Katy Shultz, a friend, says Mullis’ posts are vital to her and that they share grace. “Seeing her pictures with my morning coffee starts my day off in the right direction,” says Shultz, “Baby turtles mean there’s hope in this world and the cycle of life is truly a wonder.”
Mullis has a devoted following of admirers off-line, too, many who know her just by sight. Born in Charlotte, North Carolina, Mullis moved with her family to the Outer Banks in the early 1980s. She graduated from Manteo High School in 1985.
She worked at Papagayos Restaurant in the ‘80s, and took care of other people’s babies in her home when her own children were little. More recently, she worked at Bonzer Shack, a Kill Devil Hills eatery, and she has long been licensed to apply permanent makeup.
But the bulk of her career was spent working for a nonprofit. For two decades, Mullis performed a variety of duties for the Hotline thrift stores and managed the nonprofit’s creative re-use shop, Endless Possibilities, which she calls one of her “great prides.”
“I knew when it was time to go, though,” says Mullis with a wink. “A lady always knows when it is time to leave.”
Many have been on the receiving end of Mullis’ generosity. Genevieve Mizzell Clark, a longtime friend who now lives in Virginia, says Mullis lent her Miata convertible when Clark was in a jam. During a heavy snowstorm, the roof of the car caved in and the vehicle was severely damaged.
“I’ve always felt bad about that Miata,” says Clark. “But Jody said that when you loan something out, you can’t expect to get it back in the same condition. She is so incredibly generous.”
Mullis learned about textiles and fiber arts as a child and when the pandemic began, she started making masks. She has made over 1,400 and gifted them to friends and family. Helping others helped Mullis not to focus on her own issues, she says.
“I love her masks,” says her friend Agatha Knab of Roanoke Island. “She is so talented.”
Mullis’ life goals these days are simple, and abundance is key. Do right by others. Live life like it is the last day. Go to sleep with a clean conscience. She is grateful for the chance to have the time to work on, what she calls, “flying right.”
“I had a crummy childhood,” says Mullis. Her parents were artists and activists and they moved frequently. Her father, Jon Charles Mullis, was a musician who found work as he could. Her mother marched in Selma and was disowned by her parents for doing so. Things were complicated; family possessions were scarce.
“I made a lot of mistakes in my life,” Mullis says. “I also learned and grew and gave birth to three beautiful girls. My daughters are incredibly good humans.”
Her daughters, Dixie Mullis, 32, Hannah Sloat, 30, and Casey Sloat, 28, were all tested for the BRAC1 gene. Two tested positive, one tested negative. All the women live on the Outer Banks and they see their mom, and each other, often. Casey Sloat and her husband, Chris McDonald, have a baby, Parks Thomas McDonald, 2, who calls his grandmother, “JhoJho.”

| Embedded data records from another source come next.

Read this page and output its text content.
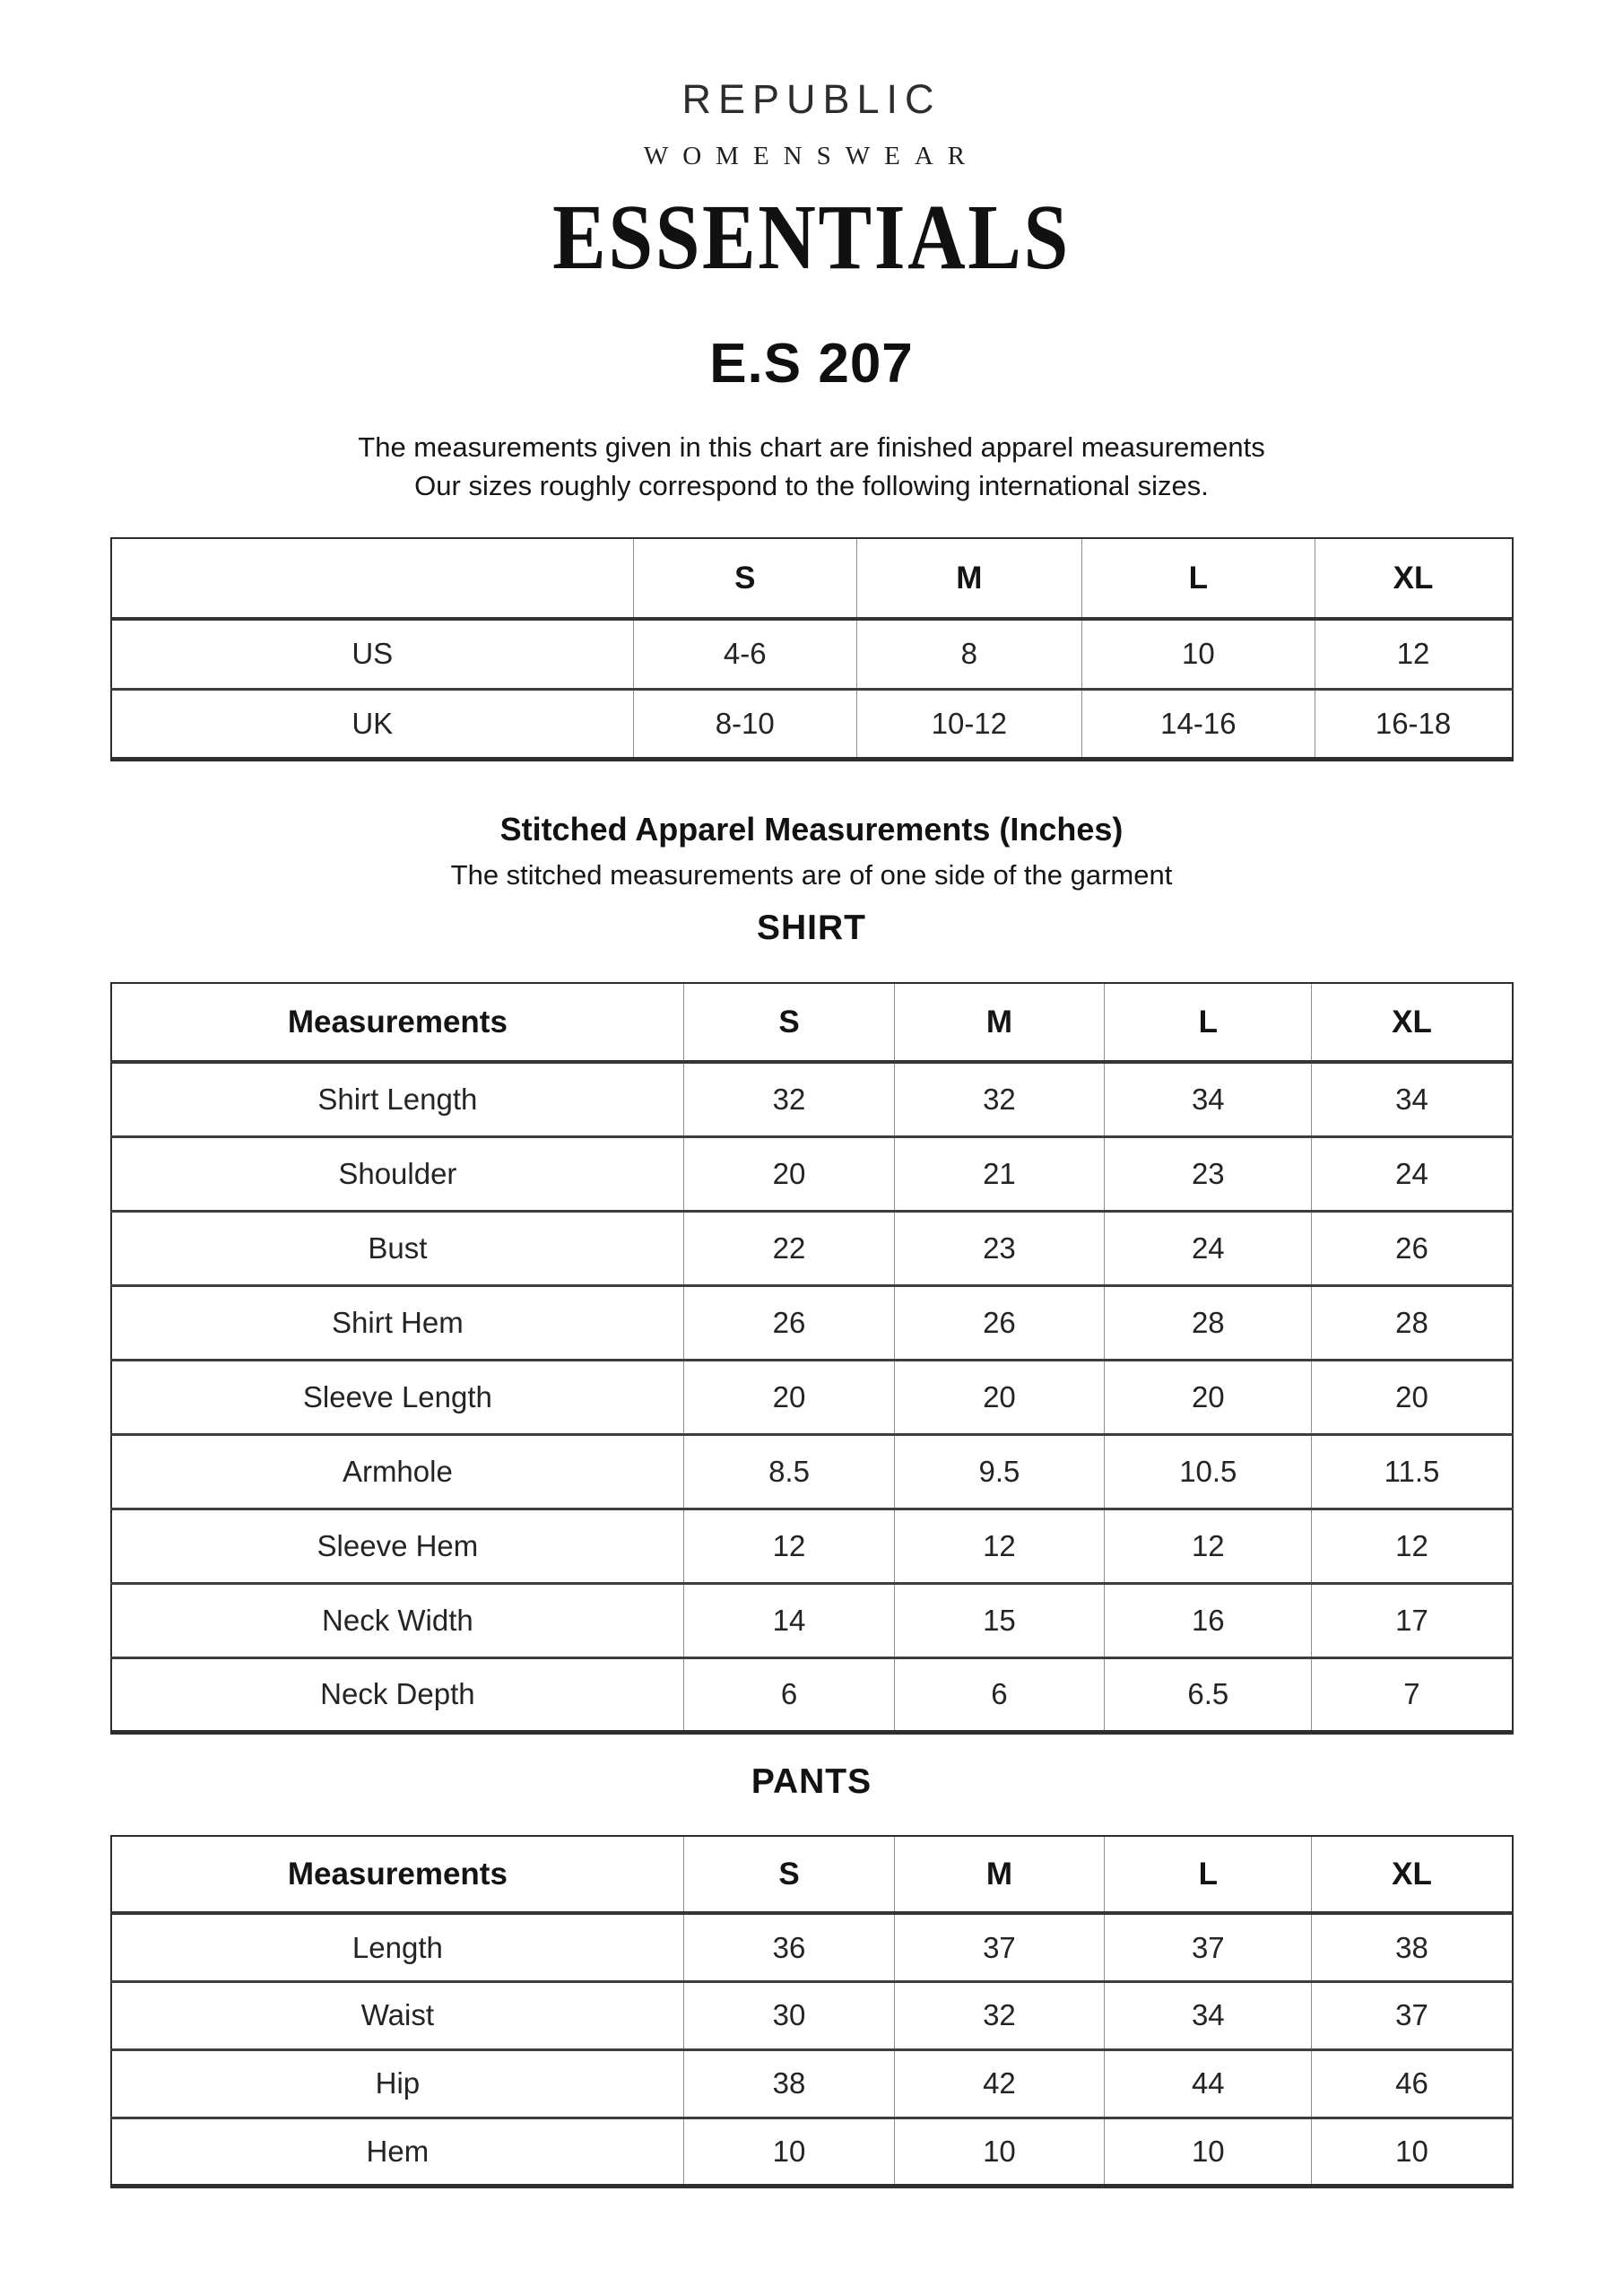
REPUBLIC
WOMENSWEAR
ESSENTIALS
E.S 207

The measurements given in this chart are finished apparel measurements
Our sizes roughly correspond to the following international sizes.

	S	M	L	XL
US	4-6	8	10	12
UK	8-10	10-12	14-16	16-18
Stitched Apparel Measurements (Inches)
The stitched measurements are of one side of the garment
SHIRT
Measurements	S	M	L	XL
Shirt Length	32	32	34	34
Shoulder	20	21	23	24
Bust	22	23	24	26
Shirt Hem	26	26	28	28
Sleeve Length	20	20	20	20
Armhole	8.5	9.5	10.5	11.5
Sleeve Hem	12	12	12	12
Neck Width	14	15	16	17
Neck Depth	6	6	6.5	7
PANTS
Measurements	S	M	L	XL
Length	36	37	37	38
Waist	30	32	34	37
Hip	38	42	44	46
Hem	10	10	10	10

“He says it with a little singsong voice and a French accent,” says Mullis. “He is super fun. He takes the (crap) of the world and makes things better.”
Mullis says her life is rich and she is full of gratitude for the experiences she has had, whatever else may come.
“If it is time for me to go, I am OK with that,” she says. “I have had such a tremendous life. I feel satisfied.”